How do you build your vintage frames?

This probably explains why I only had one BoTM entry with my Sovereign, and only got 2 votes of out which 1 was mine... 🫢:eek::LOL:

I just like to keep changing parts and see what works best regardless of how bastardised the end result turns out to be. From STX all the way to XTR I could use any of them.

The point it how well the bike rides for me.

Does it make you want to go faster?

Is it fun to ride and gives you a playful ride?

Whatever it takes from 90s components to achieve this result I am fine with.

I don't like tyres and grips from the 90s much and consider the compounds used in these nowadays much superior but the rest as long as it's working as it should, it would be used on one of my builds.
Ha, the other vote was me... I followed your build on that Brodie and enjoyed it.
 
So, it's been interesting reading the variety of views on this topic. In a strange way I think I agree with all of them! I have a fair number of builds and restorations under my belt now. And how I approach them really depends upon the bike I am working with. Sometimes I'll want to replicate the original bike as far as possible - either for aesthetic reasons, or because I want to ride as if it was 'new'. Other times, and more often lately, I'll make concessions to being in my early 50's with a little rise in the bars and a more comfortable saddle 😄 with other bikes, I like to treat them as a blank canvas and do something quite different - a new paint design or newer components or a theme.

I am an Aspie so there is a myriad of complex (Sometimes contradictory) rules that I have set for myself around the builds I do that probably don't make sense to anyone else 😄 they are at once the most important things in the universe and completely irrelevant. I am often fanatically obsessed about some aspects but completely oblivious to others. I suspect I am not alone in that regard on this website, which is why it is so great.

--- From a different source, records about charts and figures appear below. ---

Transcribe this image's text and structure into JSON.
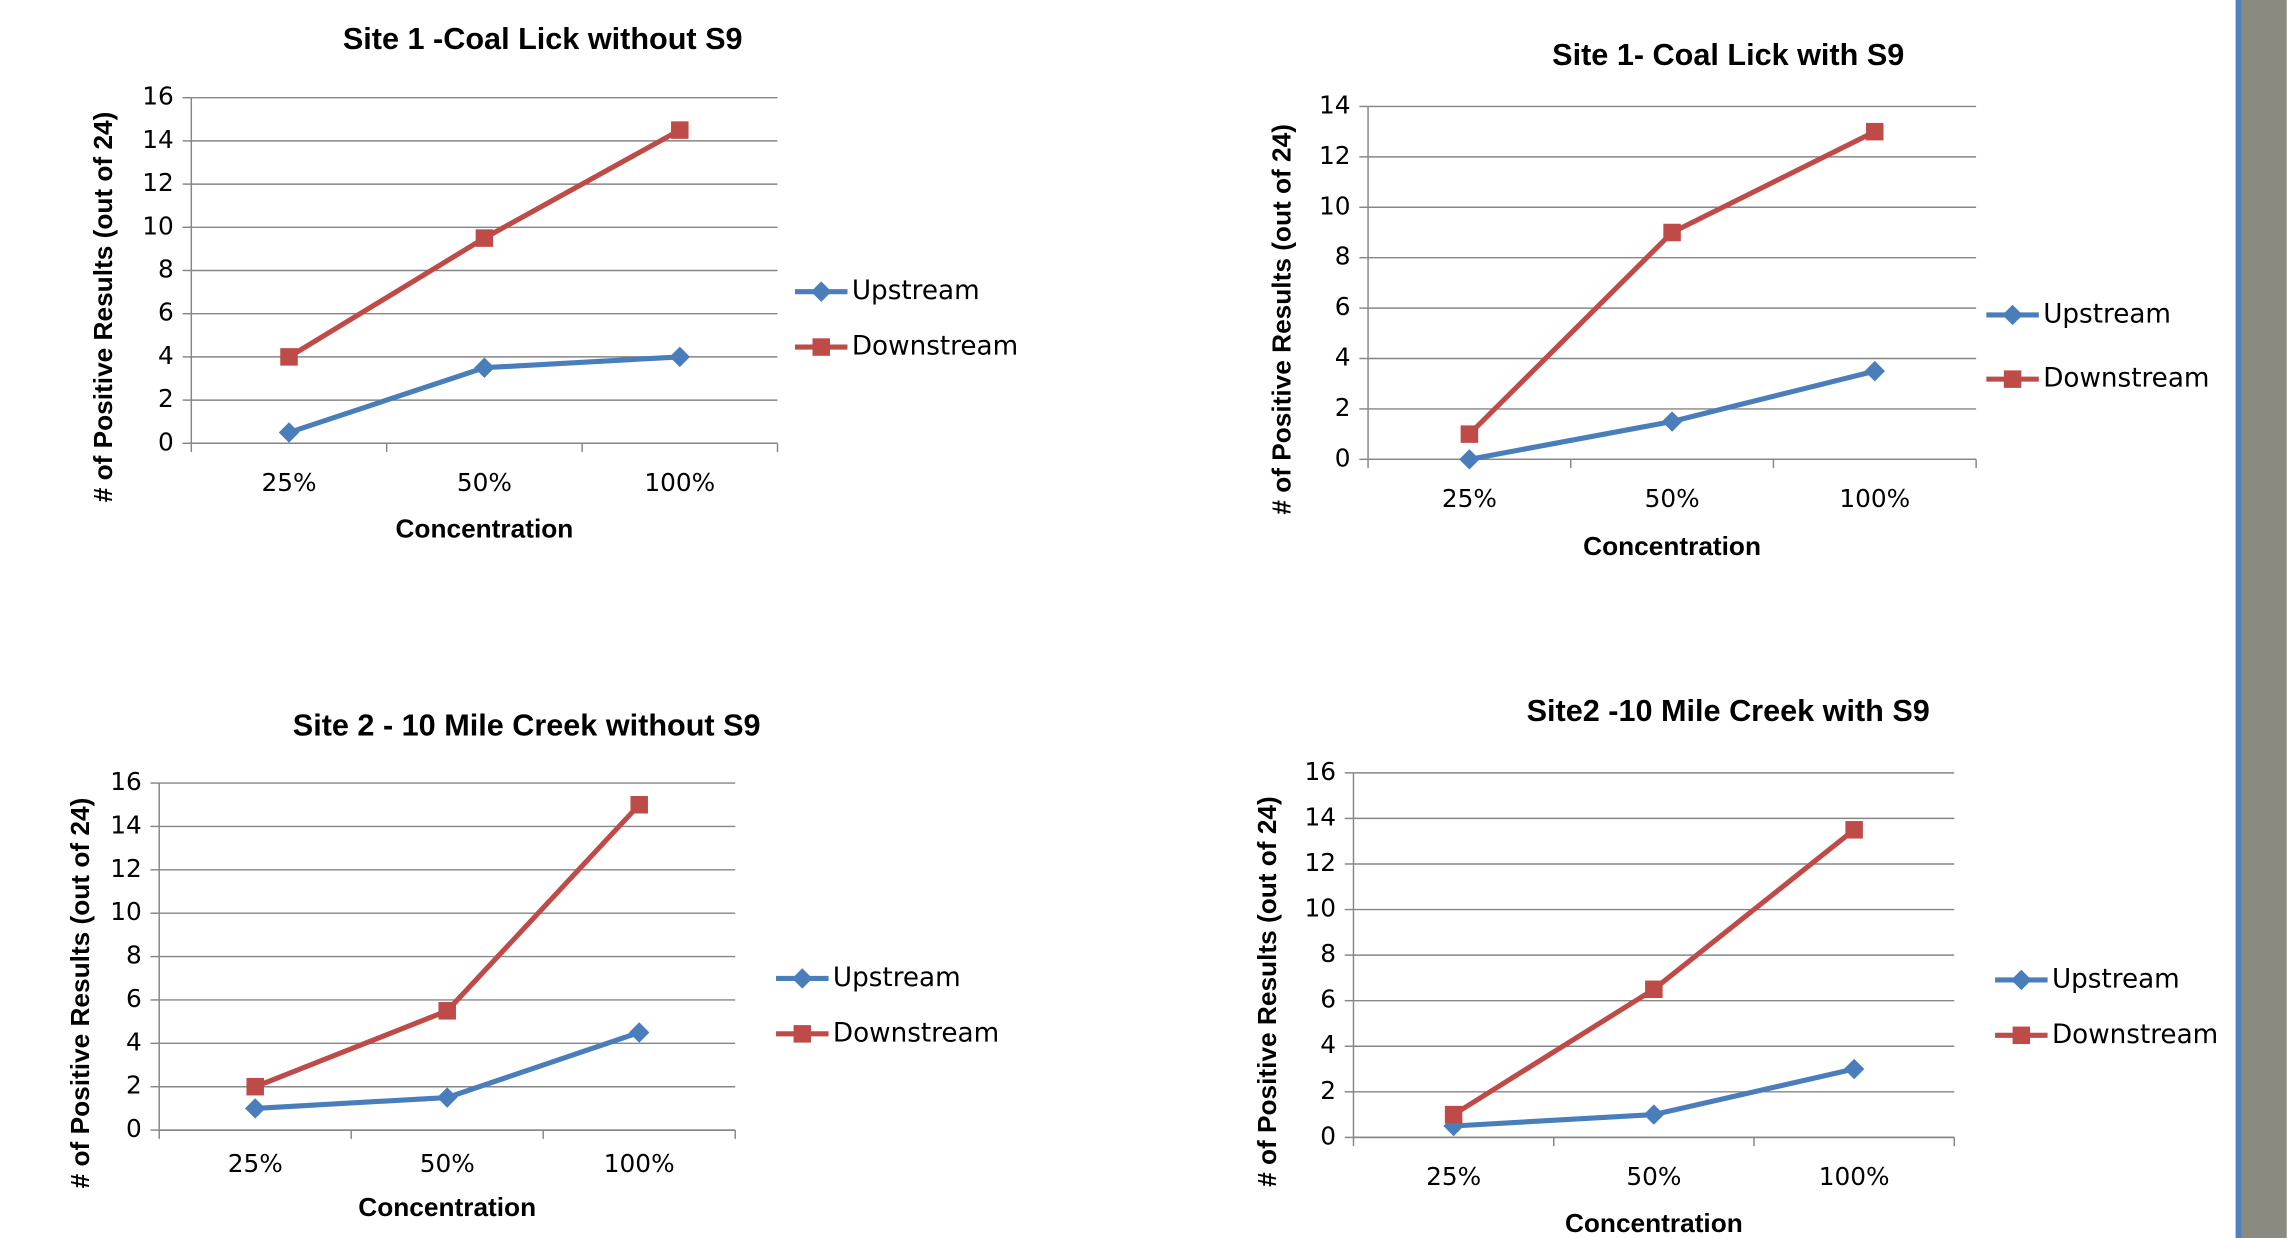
{
  "chart_data": [
    {
      "type": "line",
      "title": "Site 1 -Coal Lick without S9",
      "x_label": "Concentration",
      "y_label": "# of Positive Results (out of 24)",
      "categories": [
        "25%",
        "50%",
        "100%"
      ],
      "series": [
        {
          "name": "Upstream",
          "color": "#4a7ebb",
          "marker": "diamond",
          "values": [
            0.5,
            3.5,
            4
          ]
        },
        {
          "name": "Downstream",
          "color": "#be4b48",
          "marker": "square",
          "values": [
            4,
            9.5,
            14.5
          ]
        }
      ],
      "ylim": [
        0,
        16
      ],
      "yticks": [
        0,
        2,
        4,
        6,
        8,
        10,
        12,
        14,
        16
      ],
      "grid": true,
      "legend": "right"
    },
    {
      "type": "line",
      "title": "Site 1- Coal Lick with S9",
      "x_label": "Concentration",
      "y_label": "# of Positive Results (out of 24)",
      "categories": [
        "25%",
        "50%",
        "100%"
      ],
      "series": [
        {
          "name": "Upstream",
          "color": "#4a7ebb",
          "marker": "diamond",
          "values": [
            0,
            1.5,
            3.5
          ]
        },
        {
          "name": "Downstream",
          "color": "#be4b48",
          "marker": "square",
          "values": [
            1,
            9,
            13
          ]
        }
      ],
      "ylim": [
        0,
        14
      ],
      "yticks": [
        0,
        2,
        4,
        6,
        8,
        10,
        12,
        14
      ],
      "grid": true,
      "legend": "right"
    },
    {
      "type": "line",
      "title": "Site 2 - 10 Mile Creek without S9",
      "x_label": "Concentration",
      "y_label": "# of Positive Results (out of 24)",
      "categories": [
        "25%",
        "50%",
        "100%"
      ],
      "series": [
        {
          "name": "Upstream",
          "color": "#4a7ebb",
          "marker": "diamond",
          "values": [
            1,
            1.5,
            4.5
          ]
        },
        {
          "name": "Downstream",
          "color": "#be4b48",
          "marker": "square",
          "values": [
            2,
            5.5,
            15
          ]
        }
      ],
      "ylim": [
        0,
        16
      ],
      "yticks": [
        0,
        2,
        4,
        6,
        8,
        10,
        12,
        14,
        16
      ],
      "grid": true,
      "legend": "right"
    },
    {
      "type": "line",
      "title": "Site2 -10 Mile Creek with S9",
      "x_label": "Concentration",
      "y_label": "# of Positive Results (out of 24)",
      "categories": [
        "25%",
        "50%",
        "100%"
      ],
      "series": [
        {
          "name": "Upstream",
          "color": "#4a7ebb",
          "marker": "diamond",
          "values": [
            0.5,
            1,
            3
          ]
        },
        {
          "name": "Downstream",
          "color": "#be4b48",
          "marker": "square",
          "values": [
            1,
            6.5,
            13.5
          ]
        }
      ],
      "ylim": [
        0,
        16
      ],
      "yticks": [
        0,
        2,
        4,
        6,
        8,
        10,
        12,
        14,
        16
      ],
      "grid": true,
      "legend": "right"
    }
  ]
}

A lot of the bikes I get hold of are pretty f***** so often the choice is not hard to make. Even then people will message me and tell me not 'ruin the patina'... I appreciate their perspective, but in my personal view, it's already been 'ruined' by somebody leaving it outside or in a damp shed for decades. (and there are reasons why that happens, life, changing priorities, health... I'm not being judgy) So, in these cases, I see what I do as a rescue and, hopefully, preserving something awesome, or at least functional, for who ever will have it after me.

I love seeing how other people approach their builds, whatever their take and approach - whether it is building catalogue correct Team Avalanche, a tribute Zaskar to Hans Ray or welding disk tabs onto a 90's Palomar, ultimately, they are being creative, having fun and bringing a little joy. There ain't a lot wrong with that.